A campaign petition  explains that the vote to break with BGU was taken because of its "complicity in Israeli apartheid"—its failure to involve Palestinians in research projects—and "its direct and deliberate collaboration with the Israeli Defense Force," among other things. Pro-boycott activists were angered that BGU gives scholarships to military personnel, for example. About 400 South African academics endorsed the petition, as did Archbishop Desmond Tutu, a celebrated Christian cleric. The Congress of South African Trade Unions praised the "watershed moment," calling it the "first South African institutional boycott of an Israeli institution ," reports University World News.

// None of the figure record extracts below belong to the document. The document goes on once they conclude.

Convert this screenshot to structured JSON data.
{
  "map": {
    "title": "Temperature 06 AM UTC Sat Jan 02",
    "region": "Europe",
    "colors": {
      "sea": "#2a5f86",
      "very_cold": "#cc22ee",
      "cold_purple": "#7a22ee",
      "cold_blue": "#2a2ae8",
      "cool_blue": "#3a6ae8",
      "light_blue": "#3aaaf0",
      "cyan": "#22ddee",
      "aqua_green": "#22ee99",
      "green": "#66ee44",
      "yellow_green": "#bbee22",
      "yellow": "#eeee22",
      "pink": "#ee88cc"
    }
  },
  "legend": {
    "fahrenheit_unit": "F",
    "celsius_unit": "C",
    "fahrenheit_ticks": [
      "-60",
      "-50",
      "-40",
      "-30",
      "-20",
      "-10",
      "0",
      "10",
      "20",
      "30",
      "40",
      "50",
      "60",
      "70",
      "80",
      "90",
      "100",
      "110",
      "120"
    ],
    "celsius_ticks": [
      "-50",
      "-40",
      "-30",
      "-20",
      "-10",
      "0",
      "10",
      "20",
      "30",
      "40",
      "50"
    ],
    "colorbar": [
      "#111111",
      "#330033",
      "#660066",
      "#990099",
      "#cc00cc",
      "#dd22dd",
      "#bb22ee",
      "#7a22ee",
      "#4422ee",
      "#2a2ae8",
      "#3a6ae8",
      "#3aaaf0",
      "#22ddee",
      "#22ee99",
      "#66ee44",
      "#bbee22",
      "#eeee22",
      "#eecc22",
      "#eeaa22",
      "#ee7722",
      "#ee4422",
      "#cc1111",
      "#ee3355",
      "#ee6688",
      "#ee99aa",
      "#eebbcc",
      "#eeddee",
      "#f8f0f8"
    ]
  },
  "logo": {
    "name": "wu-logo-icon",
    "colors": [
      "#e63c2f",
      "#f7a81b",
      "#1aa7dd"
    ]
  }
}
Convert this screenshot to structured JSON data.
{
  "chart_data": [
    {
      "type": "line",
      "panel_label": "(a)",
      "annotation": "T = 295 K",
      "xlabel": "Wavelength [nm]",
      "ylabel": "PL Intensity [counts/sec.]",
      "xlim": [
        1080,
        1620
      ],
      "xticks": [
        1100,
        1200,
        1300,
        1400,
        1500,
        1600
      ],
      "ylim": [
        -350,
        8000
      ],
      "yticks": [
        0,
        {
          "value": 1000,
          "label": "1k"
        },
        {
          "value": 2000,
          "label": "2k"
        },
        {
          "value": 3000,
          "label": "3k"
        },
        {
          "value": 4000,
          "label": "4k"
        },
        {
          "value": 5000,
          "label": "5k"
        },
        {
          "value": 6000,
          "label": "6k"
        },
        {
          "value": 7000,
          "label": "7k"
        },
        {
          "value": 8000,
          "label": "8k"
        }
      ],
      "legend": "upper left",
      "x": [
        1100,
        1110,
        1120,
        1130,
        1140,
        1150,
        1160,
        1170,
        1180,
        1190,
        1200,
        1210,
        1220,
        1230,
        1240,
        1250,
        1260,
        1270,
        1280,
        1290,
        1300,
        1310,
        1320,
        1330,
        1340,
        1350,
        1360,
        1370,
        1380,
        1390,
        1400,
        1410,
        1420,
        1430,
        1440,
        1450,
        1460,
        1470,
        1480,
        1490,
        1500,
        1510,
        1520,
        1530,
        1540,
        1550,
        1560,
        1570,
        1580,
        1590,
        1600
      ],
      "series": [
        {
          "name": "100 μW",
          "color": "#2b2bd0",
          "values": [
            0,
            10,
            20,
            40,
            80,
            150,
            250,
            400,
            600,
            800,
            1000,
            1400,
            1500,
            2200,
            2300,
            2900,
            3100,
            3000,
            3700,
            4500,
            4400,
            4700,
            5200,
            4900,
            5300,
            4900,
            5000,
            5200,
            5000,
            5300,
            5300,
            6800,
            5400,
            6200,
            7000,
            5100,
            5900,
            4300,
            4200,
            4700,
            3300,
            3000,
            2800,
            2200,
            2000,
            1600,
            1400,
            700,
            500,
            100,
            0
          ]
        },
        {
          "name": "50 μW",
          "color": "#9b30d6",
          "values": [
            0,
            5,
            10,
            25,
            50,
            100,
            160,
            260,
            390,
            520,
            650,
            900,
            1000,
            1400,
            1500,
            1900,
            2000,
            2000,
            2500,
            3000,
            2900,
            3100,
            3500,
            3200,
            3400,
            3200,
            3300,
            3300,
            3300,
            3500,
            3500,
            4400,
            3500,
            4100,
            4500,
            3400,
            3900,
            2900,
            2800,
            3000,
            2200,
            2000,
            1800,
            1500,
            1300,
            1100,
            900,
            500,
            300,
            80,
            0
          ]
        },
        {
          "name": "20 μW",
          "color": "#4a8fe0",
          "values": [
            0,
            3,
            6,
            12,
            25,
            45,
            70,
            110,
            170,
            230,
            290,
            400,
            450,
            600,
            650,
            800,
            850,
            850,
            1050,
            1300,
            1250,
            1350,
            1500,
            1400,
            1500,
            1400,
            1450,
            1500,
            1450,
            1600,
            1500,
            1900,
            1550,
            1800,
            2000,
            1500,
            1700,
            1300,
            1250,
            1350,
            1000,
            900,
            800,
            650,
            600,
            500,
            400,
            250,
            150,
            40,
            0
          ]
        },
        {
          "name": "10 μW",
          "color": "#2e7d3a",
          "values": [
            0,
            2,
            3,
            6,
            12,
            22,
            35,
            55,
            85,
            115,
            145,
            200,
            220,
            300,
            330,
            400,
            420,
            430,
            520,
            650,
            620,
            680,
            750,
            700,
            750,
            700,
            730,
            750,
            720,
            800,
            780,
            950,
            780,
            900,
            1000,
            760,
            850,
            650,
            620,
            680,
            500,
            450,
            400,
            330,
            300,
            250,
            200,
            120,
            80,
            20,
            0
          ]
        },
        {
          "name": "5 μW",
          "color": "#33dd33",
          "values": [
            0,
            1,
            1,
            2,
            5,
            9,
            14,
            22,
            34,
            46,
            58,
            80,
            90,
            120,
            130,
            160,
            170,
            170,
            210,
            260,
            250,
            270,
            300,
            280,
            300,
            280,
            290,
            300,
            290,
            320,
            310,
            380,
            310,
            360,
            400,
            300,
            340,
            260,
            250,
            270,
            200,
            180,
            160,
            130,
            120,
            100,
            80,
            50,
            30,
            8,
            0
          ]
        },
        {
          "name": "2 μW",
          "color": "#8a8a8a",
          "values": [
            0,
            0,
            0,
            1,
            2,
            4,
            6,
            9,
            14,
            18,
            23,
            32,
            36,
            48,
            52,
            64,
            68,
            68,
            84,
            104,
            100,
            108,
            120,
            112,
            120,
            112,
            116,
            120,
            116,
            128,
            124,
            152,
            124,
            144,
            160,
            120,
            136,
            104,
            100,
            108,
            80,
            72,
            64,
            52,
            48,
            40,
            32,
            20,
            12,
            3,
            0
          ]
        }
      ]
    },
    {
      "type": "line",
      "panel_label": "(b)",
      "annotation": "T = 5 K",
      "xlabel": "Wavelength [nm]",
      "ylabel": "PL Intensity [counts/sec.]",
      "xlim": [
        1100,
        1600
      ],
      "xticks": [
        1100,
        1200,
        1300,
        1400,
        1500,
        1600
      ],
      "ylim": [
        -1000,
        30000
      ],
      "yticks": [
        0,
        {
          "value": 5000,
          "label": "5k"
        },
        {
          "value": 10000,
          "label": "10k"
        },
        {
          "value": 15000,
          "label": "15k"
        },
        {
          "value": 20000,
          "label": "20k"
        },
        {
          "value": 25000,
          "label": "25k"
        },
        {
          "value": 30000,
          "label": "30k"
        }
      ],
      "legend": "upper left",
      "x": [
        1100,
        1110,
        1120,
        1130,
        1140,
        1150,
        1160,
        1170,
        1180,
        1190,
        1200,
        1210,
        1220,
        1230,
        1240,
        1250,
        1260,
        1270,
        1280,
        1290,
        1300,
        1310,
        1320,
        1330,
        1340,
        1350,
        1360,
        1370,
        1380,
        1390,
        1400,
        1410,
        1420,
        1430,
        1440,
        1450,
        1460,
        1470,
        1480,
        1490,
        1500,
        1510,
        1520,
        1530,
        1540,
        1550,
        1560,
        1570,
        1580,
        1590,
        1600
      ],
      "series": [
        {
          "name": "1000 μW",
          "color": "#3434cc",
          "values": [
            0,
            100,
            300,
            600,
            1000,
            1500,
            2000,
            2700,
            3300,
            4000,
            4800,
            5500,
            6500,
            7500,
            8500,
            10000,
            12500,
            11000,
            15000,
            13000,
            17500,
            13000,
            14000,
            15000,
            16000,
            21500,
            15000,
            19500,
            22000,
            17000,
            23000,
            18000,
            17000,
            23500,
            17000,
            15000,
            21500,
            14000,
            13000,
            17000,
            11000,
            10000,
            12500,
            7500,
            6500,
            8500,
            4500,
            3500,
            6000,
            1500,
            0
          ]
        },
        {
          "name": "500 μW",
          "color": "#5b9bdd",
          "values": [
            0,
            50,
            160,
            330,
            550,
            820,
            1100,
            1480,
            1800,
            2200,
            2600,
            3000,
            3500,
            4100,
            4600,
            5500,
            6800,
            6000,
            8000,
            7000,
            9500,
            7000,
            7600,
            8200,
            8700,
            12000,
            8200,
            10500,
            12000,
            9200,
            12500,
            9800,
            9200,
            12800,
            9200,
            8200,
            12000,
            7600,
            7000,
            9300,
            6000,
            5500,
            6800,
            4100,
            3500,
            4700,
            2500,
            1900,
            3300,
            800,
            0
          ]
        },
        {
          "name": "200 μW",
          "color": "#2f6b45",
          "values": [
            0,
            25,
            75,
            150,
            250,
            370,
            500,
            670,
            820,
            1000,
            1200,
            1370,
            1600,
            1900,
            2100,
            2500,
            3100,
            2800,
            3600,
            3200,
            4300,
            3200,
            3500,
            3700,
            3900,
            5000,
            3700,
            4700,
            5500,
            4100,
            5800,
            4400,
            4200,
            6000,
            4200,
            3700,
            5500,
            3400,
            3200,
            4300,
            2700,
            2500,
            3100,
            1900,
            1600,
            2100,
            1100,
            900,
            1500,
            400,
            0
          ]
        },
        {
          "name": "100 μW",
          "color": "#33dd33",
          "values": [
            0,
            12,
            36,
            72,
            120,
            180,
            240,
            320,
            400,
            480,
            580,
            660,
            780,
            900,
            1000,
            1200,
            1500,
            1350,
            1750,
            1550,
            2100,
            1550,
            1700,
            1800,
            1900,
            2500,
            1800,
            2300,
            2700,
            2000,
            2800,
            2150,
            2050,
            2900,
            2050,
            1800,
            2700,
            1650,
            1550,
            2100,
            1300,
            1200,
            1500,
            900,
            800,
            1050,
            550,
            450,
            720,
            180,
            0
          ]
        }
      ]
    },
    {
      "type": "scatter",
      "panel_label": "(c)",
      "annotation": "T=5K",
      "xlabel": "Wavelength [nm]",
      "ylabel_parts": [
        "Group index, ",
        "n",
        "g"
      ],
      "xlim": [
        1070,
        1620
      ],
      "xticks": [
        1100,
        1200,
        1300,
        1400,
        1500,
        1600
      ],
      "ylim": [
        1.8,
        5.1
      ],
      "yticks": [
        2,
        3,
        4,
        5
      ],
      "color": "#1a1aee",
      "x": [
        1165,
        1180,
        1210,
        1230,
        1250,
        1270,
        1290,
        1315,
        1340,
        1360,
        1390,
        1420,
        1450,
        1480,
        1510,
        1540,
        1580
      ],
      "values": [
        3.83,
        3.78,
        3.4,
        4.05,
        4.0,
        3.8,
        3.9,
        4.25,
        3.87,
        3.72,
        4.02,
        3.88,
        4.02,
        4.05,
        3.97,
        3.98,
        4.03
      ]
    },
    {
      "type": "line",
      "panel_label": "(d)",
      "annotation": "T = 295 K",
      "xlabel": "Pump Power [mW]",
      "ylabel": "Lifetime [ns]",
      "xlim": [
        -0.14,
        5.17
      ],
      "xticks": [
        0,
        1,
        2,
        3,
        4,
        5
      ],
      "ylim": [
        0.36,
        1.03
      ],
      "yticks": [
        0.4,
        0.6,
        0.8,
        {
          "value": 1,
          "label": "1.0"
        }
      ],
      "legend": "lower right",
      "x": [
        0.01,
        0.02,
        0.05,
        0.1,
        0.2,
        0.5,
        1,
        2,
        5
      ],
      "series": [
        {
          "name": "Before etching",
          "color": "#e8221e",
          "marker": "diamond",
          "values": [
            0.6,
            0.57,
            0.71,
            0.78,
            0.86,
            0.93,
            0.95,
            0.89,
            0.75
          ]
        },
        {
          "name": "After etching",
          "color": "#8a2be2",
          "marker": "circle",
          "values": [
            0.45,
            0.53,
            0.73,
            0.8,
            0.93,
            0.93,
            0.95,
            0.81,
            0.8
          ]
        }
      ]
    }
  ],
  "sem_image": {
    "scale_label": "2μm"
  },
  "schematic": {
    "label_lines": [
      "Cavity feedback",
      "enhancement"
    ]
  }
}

The Jerusalem Post reported  that BGU issued a statement before the vote, calling the petition "a collection of lies and mistruths about BGU and the State of Israel," adding that "it would be unfortunate to cancel a research agreement that is meant solely to improve the quality of life for the residents of South Africa."
Some sought to downplay the vote's significance. University of Johannesburg Vice Chancellor and Principal Ihron Rensburg issued a statement  yesterday saying the vote was not a boycott but simply recognized that the research agreement had become "an insurmountable obstacle to either institution [BGU and Johannesburg] facilitating a wider dialogue between Israeli and Palestinian academics." Rensburg said "peer-to-peer" academic partnerships between Johannesburg and BGU staff should continue, and Johannesburg "stands ready ... to support these relationships."